Was ist Valentinstag und warum ist er am 14. Februar?

Die Ursprünge des Valentinstags reichen bis in die Zeit des Römischen Reiches zurück. Im alten Rom war der 14. Februar ein bedeutender Tag für das gesamte römische Volk. Denn an diesem Tag wurde ein Feiertag zu Ehren von Juno, der Königin der römischen Götter und Göttinnen, begangen. Juno war dem römischen Volk auch als Göttin der Weiblichkeit und der Ehe bekannt. Am darauffolgenden Tag, dem 15. Februar, begann das Lupercalia-Fest.

Dieses Fest war von großer Bedeutung für die junge Bevölkerung. Der Grund dafür war, dass junge Menschen, deren Leben durch strenge Regeln eingeschränkt war und die folglich keine Gelegenheit für eine Partnerschaft hatten, während dieses Festes, wenn auch nur für die Dauer der Feierlichkeiten, Partner füreinander wurden.

Welche junge Frau mit welchem jungen Mann ein Paar bilden würde, wurde durch eine alte Tradition, eine am Vorabend des Lupercalia-Festes durchgeführte Lotterie, bestimmt.
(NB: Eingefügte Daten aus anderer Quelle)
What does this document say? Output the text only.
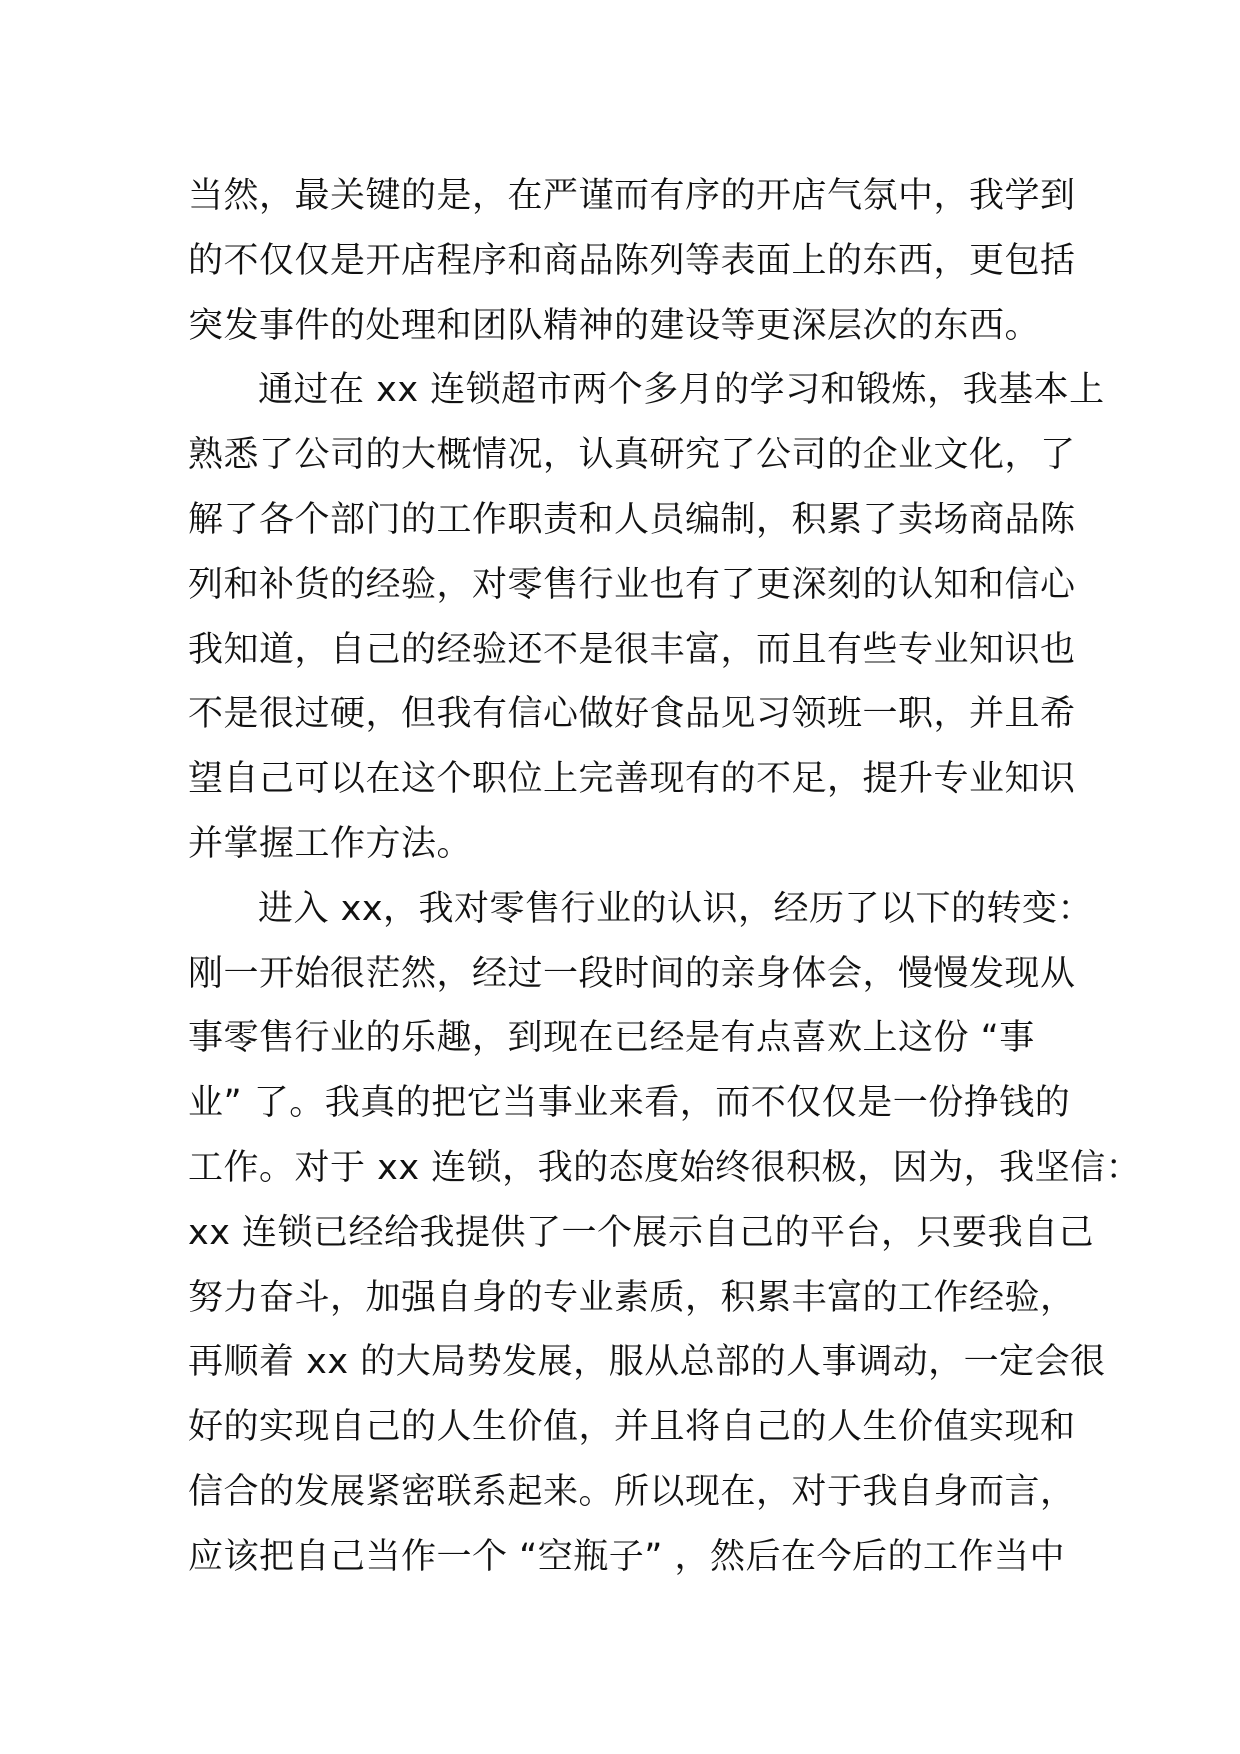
当然，最关键的是，在严谨而有序的开店气氛中，我学到
的不仅仅是开店程序和商品陈列等表面上的东西，更包括
突发事件的处理和团队精神的建设等更深层次的东西。
通过在 xx 连锁超市两个多月的学习和锻炼，我基本上
熟悉了公司的大概情况，认真研究了公司的企业文化，了
解了各个部门的工作职责和人员编制，积累了卖场商品陈
列和补货的经验，对零售行业也有了更深刻的认知和信心
我知道，自己的经验还不是很丰富，而且有些专业知识也
不是很过硬，但我有信心做好食品见习领班一职，并且希
望自己可以在这个职位上完善现有的不足，提升专业知识
并掌握工作方法。
进入 xx，我对零售行业的认识，经历了以下的转变：
刚一开始很茫然，经过一段时间的亲身体会，慢慢发现从
事零售行业的乐趣，到现在已经是有点喜欢上这份 “事
业” 了。我真的把它当事业来看，而不仅仅是一份挣钱的
工作。对于 xx 连锁，我的态度始终很积极，因为，我坚信：
xx 连锁已经给我提供了一个展示自己的平台，只要我自己
努力奋斗，加强自身的专业素质，积累丰富的工作经验，
再顺着 xx 的大局势发展，服从总部的人事调动，一定会很
好的实现自己的人生价值，并且将自己的人生价值实现和
信合的发展紧密联系起来。所以现在，对于我自身而言，
应该把自己当作一个 “空瓶子” ，然后在今后的工作当中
Römische Mädchen schrieben ihre Namen auf kleine Zettel und legten sie in ein Gefäß. Die Männer zogen dann diese Zettel, und mit wessen Namen auch immer der Zettel beschriftet war, mit dieser jungen Frau verbrachten sie die Festlichkeiten. Diese Verbindungen führten bei verliebten Paaren oft über die Festzeit hinaus und endeten gewöhnlich mit einer Heirat.
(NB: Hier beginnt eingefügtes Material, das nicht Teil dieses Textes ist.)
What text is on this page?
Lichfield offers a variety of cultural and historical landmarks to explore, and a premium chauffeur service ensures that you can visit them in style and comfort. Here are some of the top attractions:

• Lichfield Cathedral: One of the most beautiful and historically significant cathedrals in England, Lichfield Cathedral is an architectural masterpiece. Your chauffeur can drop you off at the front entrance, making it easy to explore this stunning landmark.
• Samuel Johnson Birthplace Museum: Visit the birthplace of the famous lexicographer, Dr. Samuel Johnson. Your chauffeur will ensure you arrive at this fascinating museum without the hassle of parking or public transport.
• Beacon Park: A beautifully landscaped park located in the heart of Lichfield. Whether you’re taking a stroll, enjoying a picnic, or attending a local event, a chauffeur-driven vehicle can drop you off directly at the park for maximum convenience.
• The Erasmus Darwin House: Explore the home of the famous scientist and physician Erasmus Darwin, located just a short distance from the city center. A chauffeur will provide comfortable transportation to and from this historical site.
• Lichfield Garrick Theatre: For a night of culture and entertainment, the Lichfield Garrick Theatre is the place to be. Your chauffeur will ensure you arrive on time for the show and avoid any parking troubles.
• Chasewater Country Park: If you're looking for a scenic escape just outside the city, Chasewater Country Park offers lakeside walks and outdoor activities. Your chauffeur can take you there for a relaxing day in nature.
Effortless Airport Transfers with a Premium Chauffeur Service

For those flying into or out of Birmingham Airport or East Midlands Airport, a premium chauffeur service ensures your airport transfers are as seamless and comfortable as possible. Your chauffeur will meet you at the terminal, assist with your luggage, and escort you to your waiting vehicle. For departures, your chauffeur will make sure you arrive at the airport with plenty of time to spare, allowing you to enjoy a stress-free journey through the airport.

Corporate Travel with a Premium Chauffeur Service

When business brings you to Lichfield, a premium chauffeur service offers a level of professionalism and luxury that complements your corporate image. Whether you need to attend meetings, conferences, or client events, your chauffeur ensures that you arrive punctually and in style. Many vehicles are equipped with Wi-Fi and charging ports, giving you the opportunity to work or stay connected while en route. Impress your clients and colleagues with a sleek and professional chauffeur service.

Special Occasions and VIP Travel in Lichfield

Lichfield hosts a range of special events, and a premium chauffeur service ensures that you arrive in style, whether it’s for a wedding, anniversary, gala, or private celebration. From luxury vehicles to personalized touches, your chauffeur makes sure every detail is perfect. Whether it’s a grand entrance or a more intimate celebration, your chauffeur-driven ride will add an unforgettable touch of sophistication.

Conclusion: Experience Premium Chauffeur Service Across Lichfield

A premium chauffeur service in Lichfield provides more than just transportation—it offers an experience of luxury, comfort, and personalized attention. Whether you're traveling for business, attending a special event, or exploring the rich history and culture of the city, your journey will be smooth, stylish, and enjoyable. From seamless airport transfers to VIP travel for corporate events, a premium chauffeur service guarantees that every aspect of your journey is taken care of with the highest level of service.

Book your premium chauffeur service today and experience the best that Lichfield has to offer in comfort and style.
Kaiser Claudius II. war ein Herrscher, der Rom mit seinen strengen Regeln grausam regierte. Sein größtes Problem war, Soldaten für seine Armee zu finden. Seiner Meinung nach lag der einzige Grund dafür darin, dass die römischen Männer ihre Geliebten und Familien nicht verlassen wollten. Aus diesem Grund schaffte er alle Verlobungen und Ehen in Rom ab.
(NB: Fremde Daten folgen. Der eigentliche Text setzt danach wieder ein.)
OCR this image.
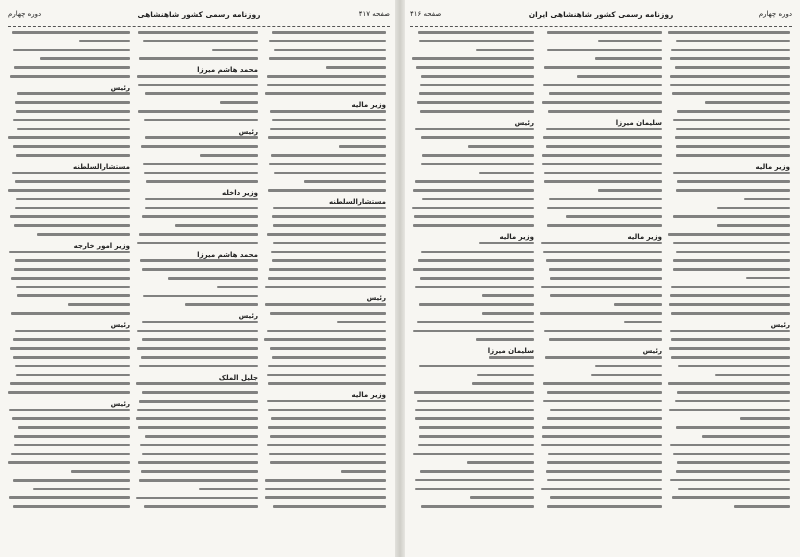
صفحه ۴۱۷
روزنامه رسمی کشور شاهنشاهی
دوره چهارم
رئیس
مستشارالسلطنه
وزیر امور خارجه
رئیس
رئیس
محمد هاشم میرزا
رئیس
وزیر داخله
محمد هاشم میرزا
رئیس
جلیل الملک
وزیر مالیه
مستشارالسلطنه
رئیس
وزیر مالیه
صفحه ۴۱۶	روزنامه رسمی کشور شاهنشاهی ایران	دوره چهارم
رئیس
وزیر مالیه
سلیمان میرزا
سلیمان میرزا
وزیر مالیه
رئیس
وزیر مالیه
رئیس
Der heilige Valentin war ein Priester, der zur Zeit der Herrschaft von Claudius in Rom lebte. Zusammen mit dem heiligen Marius, ebenfalls ein Priester, setzte er sich heimlich über das Verbot des Kaisers hinweg und traute weiterhin Paare. Der Kaiser erfuhr jedoch nach einiger Zeit davon. Der heilige Valentin wurde verhaftet, weil er weiterhin Menschen traute, und als Strafe für seine Taten wurde er mit Stöcken zu Tode geprügelt. Am 14. Februar des Jahres 270 n. Chr. wurde er als christlicher Märtyrer beigesetzt.

Zur gleichen Zeit feierten die Heiden in Rom das Lupercalia-Fest, das im Februar stattfand, für ihre heidnischen Götter. Sie begannen auch, die traditionelle Lotterie vor dem Fest im Rahmen ihrer Zeremonien für sich selbst durchzuführen.

Die Priester der frühen christlichen Kirche waren über diese Rituale besorgt, insbesondere darüber, dass unverheiratete junge Menschen zusammen mit den Heiden erwähnt wurden, und fanden eine Lösung. Da sie wollten, dass die Namen dieser Jugendlichen mit denen von Heiligen in Verbindung gebracht wurden, begannen sie, den Tag, an dem das Lupercalia-Fest begann, als Tag des heiligen Valentin zu feiern. Seitdem wird der 14. Februar jedes Jahres als "Valentinstag" gefeiert, und solange es auf der Erde Männer und Frauen gibt, wird er wohl auch weiterhin gefeiert werden.